Rohde & Schwarz Cybersecurity’s R&S PACE 2 DPI Software Features New Classification for Stratum Mining Protocol
February 2018 by Marc Jacob
Rohde & Schwarz Cybersecurity has enhanced its R&S PACE 2 deep packet inspection (DPI) software to include Stratum protocol classification capabilities. The DPI engine can now reliably classify and therefore enable network security solutions to block malicious mining activities.
A new category of cryptocurrency-based cyberattacks that mine cryptocurrencies on the victims PC over the internet are increasing in popularity. Known as drive-by mining and stealth mining, these network-based cryptocurrency attacks use the Stratum network protocol to transfer the results of the malicious mining activities to a mining pool controlled by the attacker.

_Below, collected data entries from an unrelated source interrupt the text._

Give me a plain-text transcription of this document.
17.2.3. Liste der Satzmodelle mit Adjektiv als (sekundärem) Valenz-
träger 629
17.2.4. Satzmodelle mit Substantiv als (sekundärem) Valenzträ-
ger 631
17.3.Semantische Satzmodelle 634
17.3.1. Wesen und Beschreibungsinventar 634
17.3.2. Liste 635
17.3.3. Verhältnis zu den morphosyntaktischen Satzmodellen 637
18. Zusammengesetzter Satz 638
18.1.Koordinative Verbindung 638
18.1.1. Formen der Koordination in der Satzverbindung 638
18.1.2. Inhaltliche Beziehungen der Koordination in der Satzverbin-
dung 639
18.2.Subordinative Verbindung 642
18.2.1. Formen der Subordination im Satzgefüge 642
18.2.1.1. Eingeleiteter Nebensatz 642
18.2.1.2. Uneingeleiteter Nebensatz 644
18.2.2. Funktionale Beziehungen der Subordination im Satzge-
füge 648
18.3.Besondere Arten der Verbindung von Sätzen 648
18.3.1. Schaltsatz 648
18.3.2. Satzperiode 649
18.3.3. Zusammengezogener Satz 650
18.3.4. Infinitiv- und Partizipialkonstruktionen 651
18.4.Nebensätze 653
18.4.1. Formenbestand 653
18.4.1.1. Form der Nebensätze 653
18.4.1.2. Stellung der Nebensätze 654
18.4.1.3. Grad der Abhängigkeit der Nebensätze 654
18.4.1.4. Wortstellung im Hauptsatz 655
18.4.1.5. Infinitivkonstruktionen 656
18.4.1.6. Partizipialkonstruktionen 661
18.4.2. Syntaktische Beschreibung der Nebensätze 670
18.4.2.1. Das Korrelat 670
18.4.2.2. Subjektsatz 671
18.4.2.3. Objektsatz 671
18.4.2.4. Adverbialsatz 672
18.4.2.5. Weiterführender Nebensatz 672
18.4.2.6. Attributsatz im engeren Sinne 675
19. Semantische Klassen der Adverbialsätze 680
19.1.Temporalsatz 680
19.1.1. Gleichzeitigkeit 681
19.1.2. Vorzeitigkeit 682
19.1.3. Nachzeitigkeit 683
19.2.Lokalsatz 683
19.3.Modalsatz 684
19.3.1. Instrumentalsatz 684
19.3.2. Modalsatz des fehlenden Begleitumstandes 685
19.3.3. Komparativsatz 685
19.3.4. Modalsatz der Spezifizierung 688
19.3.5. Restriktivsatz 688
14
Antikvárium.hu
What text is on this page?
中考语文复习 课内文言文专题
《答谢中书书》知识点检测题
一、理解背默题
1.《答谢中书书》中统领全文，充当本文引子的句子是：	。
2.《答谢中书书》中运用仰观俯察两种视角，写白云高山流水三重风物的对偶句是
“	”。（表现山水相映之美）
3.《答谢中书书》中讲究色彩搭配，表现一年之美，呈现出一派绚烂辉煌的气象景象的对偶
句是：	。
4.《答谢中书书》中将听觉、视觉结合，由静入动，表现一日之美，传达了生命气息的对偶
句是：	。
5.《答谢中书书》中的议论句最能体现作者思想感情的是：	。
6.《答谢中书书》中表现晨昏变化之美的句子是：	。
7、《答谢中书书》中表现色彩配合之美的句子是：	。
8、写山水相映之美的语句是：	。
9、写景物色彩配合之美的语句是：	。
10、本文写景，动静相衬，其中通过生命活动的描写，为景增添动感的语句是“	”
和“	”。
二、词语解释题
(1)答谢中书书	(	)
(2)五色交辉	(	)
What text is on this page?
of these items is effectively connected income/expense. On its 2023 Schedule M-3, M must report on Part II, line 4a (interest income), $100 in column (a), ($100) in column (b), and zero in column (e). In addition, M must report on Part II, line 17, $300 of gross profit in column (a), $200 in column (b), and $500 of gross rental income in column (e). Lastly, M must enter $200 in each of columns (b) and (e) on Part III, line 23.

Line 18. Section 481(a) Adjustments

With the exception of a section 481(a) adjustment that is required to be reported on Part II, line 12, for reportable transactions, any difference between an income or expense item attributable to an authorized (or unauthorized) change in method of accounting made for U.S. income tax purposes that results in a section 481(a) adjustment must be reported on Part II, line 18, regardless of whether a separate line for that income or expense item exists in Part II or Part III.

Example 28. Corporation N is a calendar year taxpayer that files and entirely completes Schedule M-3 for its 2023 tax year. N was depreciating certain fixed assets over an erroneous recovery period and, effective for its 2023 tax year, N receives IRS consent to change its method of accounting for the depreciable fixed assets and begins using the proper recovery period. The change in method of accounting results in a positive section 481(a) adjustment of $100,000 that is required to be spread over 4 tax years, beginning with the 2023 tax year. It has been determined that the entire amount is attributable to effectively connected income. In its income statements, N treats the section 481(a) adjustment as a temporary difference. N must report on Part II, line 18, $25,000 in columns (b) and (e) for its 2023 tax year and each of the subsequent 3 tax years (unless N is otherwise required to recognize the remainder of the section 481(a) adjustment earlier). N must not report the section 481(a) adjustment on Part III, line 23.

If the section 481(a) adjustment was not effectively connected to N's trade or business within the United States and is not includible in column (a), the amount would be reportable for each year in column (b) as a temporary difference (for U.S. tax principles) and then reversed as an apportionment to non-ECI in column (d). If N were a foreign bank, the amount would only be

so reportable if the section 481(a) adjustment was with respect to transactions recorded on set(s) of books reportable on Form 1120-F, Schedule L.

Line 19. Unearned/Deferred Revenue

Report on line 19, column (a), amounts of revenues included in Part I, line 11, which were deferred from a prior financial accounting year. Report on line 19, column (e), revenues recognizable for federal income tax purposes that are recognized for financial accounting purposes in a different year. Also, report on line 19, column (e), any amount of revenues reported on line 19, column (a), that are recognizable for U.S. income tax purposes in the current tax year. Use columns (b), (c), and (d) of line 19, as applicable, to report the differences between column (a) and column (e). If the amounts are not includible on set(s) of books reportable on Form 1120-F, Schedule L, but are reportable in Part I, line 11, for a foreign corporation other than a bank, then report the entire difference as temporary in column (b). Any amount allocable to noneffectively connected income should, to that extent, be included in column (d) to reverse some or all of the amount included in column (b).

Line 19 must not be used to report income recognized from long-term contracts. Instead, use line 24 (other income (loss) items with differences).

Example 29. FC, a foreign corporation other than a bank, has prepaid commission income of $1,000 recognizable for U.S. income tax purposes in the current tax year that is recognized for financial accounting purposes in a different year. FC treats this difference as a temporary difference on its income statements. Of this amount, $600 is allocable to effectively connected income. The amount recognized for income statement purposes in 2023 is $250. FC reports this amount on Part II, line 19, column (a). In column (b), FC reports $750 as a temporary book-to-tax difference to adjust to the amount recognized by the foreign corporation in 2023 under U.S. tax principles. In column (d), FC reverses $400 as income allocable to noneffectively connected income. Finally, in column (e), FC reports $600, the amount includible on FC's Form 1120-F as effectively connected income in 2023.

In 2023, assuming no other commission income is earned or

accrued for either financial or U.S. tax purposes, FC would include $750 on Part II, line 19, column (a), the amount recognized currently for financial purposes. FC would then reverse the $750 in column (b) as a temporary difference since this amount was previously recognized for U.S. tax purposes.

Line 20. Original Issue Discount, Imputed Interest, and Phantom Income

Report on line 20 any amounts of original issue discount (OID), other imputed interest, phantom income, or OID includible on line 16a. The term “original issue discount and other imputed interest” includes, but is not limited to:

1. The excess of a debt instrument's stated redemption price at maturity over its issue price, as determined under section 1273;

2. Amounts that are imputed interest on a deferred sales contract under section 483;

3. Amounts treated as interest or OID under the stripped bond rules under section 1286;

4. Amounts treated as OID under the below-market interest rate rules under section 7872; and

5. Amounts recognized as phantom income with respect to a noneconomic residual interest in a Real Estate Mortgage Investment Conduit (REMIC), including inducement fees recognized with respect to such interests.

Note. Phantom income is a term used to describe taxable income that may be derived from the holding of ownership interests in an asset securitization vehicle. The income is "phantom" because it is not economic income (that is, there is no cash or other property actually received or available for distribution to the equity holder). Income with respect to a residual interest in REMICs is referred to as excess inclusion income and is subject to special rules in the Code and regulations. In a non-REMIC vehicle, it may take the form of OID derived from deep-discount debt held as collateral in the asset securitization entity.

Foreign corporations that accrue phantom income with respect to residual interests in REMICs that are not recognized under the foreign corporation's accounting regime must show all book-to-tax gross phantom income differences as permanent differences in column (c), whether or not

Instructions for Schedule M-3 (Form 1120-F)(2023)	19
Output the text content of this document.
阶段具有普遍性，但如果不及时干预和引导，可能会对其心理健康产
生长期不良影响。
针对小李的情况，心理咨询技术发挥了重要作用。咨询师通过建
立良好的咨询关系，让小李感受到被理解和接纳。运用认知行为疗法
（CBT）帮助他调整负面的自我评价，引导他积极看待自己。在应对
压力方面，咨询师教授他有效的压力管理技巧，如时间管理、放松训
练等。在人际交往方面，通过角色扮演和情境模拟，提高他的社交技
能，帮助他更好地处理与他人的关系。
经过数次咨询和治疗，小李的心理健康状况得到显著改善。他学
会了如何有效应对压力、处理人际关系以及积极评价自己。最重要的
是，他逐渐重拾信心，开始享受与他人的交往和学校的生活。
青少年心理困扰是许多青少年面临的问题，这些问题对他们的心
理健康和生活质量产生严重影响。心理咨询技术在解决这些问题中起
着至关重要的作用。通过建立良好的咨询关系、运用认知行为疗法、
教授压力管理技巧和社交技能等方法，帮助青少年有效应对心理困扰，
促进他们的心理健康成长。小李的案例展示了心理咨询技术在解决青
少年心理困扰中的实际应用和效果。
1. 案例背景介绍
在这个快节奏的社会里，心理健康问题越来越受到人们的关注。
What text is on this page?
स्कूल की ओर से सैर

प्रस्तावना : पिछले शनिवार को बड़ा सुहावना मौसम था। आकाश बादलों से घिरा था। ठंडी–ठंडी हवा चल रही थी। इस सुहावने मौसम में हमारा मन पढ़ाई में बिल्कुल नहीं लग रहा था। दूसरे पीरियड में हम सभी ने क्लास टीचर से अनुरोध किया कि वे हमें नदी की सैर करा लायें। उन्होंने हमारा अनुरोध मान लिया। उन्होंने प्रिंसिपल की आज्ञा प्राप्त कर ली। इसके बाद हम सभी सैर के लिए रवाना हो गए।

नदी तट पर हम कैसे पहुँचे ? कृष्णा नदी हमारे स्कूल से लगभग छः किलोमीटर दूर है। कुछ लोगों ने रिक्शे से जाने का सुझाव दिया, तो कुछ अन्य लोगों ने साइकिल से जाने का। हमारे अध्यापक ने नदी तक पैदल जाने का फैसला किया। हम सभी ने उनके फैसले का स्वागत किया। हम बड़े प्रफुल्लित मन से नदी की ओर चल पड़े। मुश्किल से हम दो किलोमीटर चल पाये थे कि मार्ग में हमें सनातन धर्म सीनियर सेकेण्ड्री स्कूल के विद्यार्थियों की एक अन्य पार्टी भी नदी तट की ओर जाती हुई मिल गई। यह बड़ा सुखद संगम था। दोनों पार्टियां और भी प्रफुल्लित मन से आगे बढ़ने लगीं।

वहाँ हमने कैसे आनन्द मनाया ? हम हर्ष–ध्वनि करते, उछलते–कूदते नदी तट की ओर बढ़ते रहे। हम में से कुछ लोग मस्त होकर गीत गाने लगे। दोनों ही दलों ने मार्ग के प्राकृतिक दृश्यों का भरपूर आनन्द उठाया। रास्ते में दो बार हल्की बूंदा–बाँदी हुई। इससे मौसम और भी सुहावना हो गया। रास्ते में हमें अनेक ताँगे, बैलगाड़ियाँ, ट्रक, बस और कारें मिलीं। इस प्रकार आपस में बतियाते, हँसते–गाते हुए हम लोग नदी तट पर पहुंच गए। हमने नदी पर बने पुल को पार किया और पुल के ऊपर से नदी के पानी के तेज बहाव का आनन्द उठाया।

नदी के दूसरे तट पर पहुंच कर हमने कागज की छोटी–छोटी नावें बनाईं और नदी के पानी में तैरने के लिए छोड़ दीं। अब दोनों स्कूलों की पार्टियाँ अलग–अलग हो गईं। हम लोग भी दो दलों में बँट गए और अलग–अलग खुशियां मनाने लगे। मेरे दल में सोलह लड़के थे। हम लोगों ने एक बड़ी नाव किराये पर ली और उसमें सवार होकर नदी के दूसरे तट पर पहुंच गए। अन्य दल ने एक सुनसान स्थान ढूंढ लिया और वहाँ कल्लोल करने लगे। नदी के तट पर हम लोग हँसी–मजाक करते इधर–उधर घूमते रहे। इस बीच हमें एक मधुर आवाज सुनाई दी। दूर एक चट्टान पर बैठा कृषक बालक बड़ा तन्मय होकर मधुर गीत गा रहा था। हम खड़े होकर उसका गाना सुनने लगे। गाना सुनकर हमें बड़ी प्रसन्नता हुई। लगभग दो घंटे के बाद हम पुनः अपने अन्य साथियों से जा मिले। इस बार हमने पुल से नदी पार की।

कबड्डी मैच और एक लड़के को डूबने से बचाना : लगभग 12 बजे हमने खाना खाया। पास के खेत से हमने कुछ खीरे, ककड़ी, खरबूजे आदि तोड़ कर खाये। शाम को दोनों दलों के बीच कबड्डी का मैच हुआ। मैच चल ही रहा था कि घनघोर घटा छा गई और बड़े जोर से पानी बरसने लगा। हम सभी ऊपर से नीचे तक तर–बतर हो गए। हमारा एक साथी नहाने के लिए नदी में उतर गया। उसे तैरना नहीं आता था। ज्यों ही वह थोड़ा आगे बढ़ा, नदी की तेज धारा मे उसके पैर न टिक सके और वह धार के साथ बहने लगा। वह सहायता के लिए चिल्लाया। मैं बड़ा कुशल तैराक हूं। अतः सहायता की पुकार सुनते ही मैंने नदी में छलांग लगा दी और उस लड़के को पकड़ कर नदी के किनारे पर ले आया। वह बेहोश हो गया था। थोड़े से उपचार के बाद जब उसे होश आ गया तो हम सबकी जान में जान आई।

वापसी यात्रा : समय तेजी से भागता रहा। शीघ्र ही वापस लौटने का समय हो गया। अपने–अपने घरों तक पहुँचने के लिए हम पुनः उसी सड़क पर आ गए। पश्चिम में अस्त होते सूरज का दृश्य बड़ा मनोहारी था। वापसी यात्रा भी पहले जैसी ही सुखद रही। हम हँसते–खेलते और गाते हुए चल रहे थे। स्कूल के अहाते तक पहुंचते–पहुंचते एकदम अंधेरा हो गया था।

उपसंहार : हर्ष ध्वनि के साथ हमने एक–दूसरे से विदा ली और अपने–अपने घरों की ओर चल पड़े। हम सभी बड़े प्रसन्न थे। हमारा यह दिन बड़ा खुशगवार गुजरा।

By embedding the R&S PACE 2 DPI software with Stratum protocol classification capabilities into network security solutions, vendors enhance their visibility of networks and control over security risks. With this increased visibility network security solutions are able to detect symptoms of drive-by crypto and stealth mining attacks and can implement countermeasures such as application control policies or security algorithms based on anomaly detection.
The DPI software library R&S PACE 2 provides powerful and reliable detection and classification of thousands of applications and protocols by combining deep packet inspection and behavioral traffic analysis — regardless of whether the protocols use advanced obfuscation, port-hopping techniques or encryption.
Stratum is a mining communication protocol used by blockchain based cryptocurrency systems and enables miners to reliably and efficiently fetch jobs from mining pool servers. Miners benefit from reduced bandwidth and server load on larger pools.